Robert Chapman

Personal information
- Full name: Robert James Chapman
- Born: 28 July 1972 (age 54) Nottingham, England
- Batting: Right-handed
- Bowling: Right-arm fast-medium

Career statistics
| Competition | First-class | List A |
| Matches | 32 | 42 |
| Runs scored | 233 | 157 |
| Batting average | 9.70 | 15.70 |
| 100s/50s | 0/0 | 0/1 |
| Top score | 43* | 53* |
| Balls bowled | 3,927 | 1,462 |
| Wickets | 71 | 40 |
| Bowling average | 38.05 | 30.72 |
| 5 wickets in innings | 1 | 1 |
| 10 wickets in match | 0 | 0 |
| Best bowling | 6/105 | 5/30 |
| Catches/stumpings | 7/– | 3/– |
- Source: Cricinfo, 14 April 2023

= Robert Chapman (cricketer) =

English cricketer

Robert James Chapman (born 28 July 1972) is an English cricketer who played first-class cricket for Nottinghamshire and Worcestershire between 1992 and 1998, and List A cricket for Lincolnshire in the early 21st century. He is the son of footballer Bob Chapman, who was often known as 'Sammy'.

Chapman first played for Nottinghamshire's Second XI as a teenager, but his first-class debut came in July 1992 in the County Championship match against Warwickshire. He took one wicket in each innings (both future international players: Roger Twose and Neil Smith), but Notts declared in both innings and he did not get a chance to bat. He did not play another first team game for nearly two years, when he played against Cambridge University in April 1994. He took two wickets, but again was not called upon to bat.

In 1995 Chapman played intermittently from mid-June onwards, but averaged over 70 with the ball for his 11 first-class wickets. The following year he was selected only twice, though he did take 4–109 against South Africa A, and he left the county before the 1996 season was out, moving to Worcestershire in August.

Chapman played only second-team cricket for Worcestershire at first, but accompanied his new county on tour to Zimbabwe in the winter and made his first-class debut for them against a Matabeleland Invitation XI at Bulawayo in late March. He took only two wickets in the match, although his part (7 not out from 25 balls) in a first-innings last-wicket partnership of 19 ultimately proved important as Worcestershire won the game by just 18 runs.
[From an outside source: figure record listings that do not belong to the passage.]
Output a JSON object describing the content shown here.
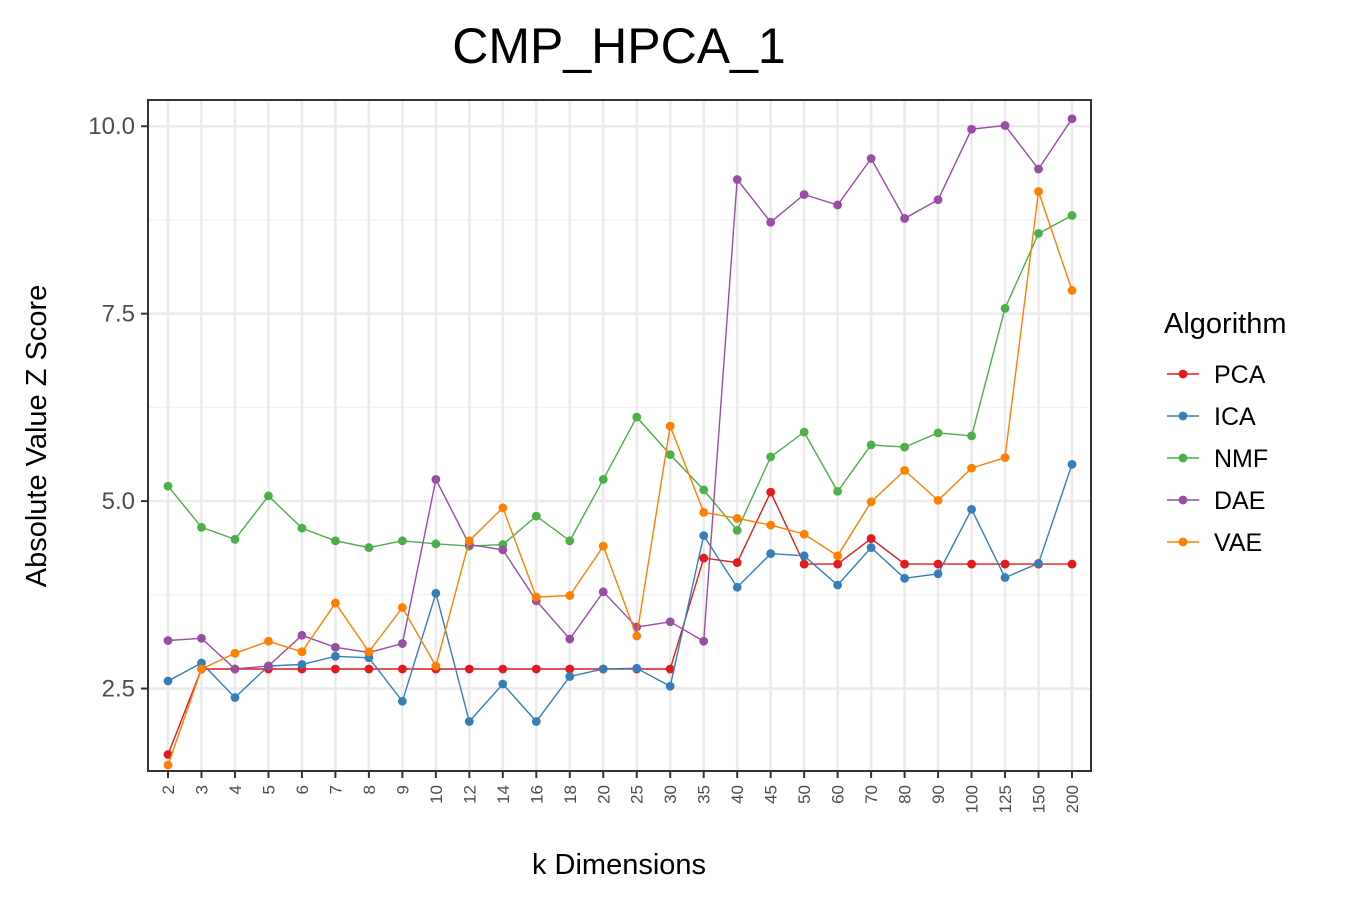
{
  "chart_data": {
    "type": "line",
    "title": "CMP_HPCA_1",
    "xlabel": "k Dimensions",
    "ylabel": "Absolute Value Z Score",
    "categories": [
      "2",
      "3",
      "4",
      "5",
      "6",
      "7",
      "8",
      "9",
      "10",
      "12",
      "14",
      "16",
      "18",
      "20",
      "25",
      "30",
      "35",
      "40",
      "45",
      "50",
      "60",
      "70",
      "80",
      "90",
      "100",
      "125",
      "150",
      "200"
    ],
    "ylim": [
      1.4,
      10.35
    ],
    "yticks": [
      2.5,
      5.0,
      7.5,
      10.0
    ],
    "ytick_labels": [
      "2.5",
      "5.0",
      "7.5",
      "10.0"
    ],
    "grid": true,
    "legend_title": "Algorithm",
    "legend_position": "right",
    "series": [
      {
        "name": "PCA",
        "color": "#e41a1c",
        "values": [
          1.62,
          2.76,
          2.76,
          2.76,
          2.76,
          2.76,
          2.76,
          2.76,
          2.76,
          2.76,
          2.76,
          2.76,
          2.76,
          2.76,
          2.76,
          2.76,
          4.24,
          4.18,
          5.12,
          4.16,
          4.16,
          4.5,
          4.16,
          4.16,
          4.16,
          4.16,
          4.16,
          4.16
        ]
      },
      {
        "name": "ICA",
        "color": "#377eb8",
        "values": [
          2.6,
          2.84,
          2.38,
          2.8,
          2.82,
          2.93,
          2.91,
          2.33,
          3.77,
          2.06,
          2.56,
          2.06,
          2.66,
          2.76,
          2.77,
          2.53,
          4.54,
          3.85,
          4.3,
          4.27,
          3.88,
          4.38,
          3.97,
          4.03,
          4.89,
          3.98,
          4.17,
          5.49
        ]
      },
      {
        "name": "NMF",
        "color": "#4daf4a",
        "values": [
          5.2,
          4.65,
          4.49,
          5.07,
          4.64,
          4.47,
          4.38,
          4.47,
          4.43,
          4.4,
          4.42,
          4.8,
          4.47,
          5.29,
          6.12,
          5.62,
          5.15,
          4.61,
          5.59,
          5.92,
          5.13,
          5.75,
          5.72,
          5.91,
          5.87,
          7.57,
          8.57,
          8.81
        ]
      },
      {
        "name": "DAE",
        "color": "#984ea3",
        "values": [
          3.14,
          3.17,
          2.76,
          2.8,
          3.21,
          3.05,
          2.98,
          3.1,
          5.29,
          4.42,
          4.35,
          3.67,
          3.16,
          3.79,
          3.32,
          3.39,
          3.13,
          9.29,
          8.72,
          9.09,
          8.95,
          9.57,
          8.77,
          9.02,
          9.96,
          10.01,
          9.43,
          10.1
        ]
      },
      {
        "name": "VAE",
        "color": "#ff7f00",
        "values": [
          1.48,
          2.76,
          2.97,
          3.13,
          2.99,
          3.64,
          2.99,
          3.58,
          2.8,
          4.47,
          4.91,
          3.72,
          3.74,
          4.4,
          3.2,
          6.0,
          4.85,
          4.77,
          4.68,
          4.56,
          4.27,
          4.99,
          5.41,
          5.01,
          5.44,
          5.58,
          9.13,
          7.81
        ]
      }
    ]
  }
}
1998 was a better season for Chapman, and in the second half of the season he finally managed to make himself into a first-team regular. He took 33 first-class wickets at 28.57, and 15 List A wickets at under 20 apiece. At the start of August he achieved career bests in both forms of the game, first taking 5–30 against Yorkshire in the AXA League and then a matter of days later claiming 6–105 in the Championship against his old county of Nottinghamshire. Sadly for Chapman, both feats were in a losing cause, although the 43 not out he hit against Durham (his highest score in county cricket) was more productive: he put on a century stand with Richard Illingworth (84) for the ninth wicket, then followed that up by taking 3–26 to help his side to a 155-run win. Chapman was voted Uncapped Player of the Season

Despite his improved statistics in 1998, the following year Chapman found himself confined to the second team all season having been plagued with a persistent elbow injury. In 2000, following the arrival of Glenn McGrath he left Worcestershire and moved counties again, this time to the minor county of Lincolnshire under the captaincy of another former Notts player, Mark Fell. Here he found rather more success, taking 4–18 against Berkshire in the first round of the 2002 C&G Trophy (actually played, due to the vagaries of the fixture list, in August 2001), and making his first ever List A half-century in the same competition in 2003 when he hit an unbeaten 53 in a defeat against Nottinghamshire.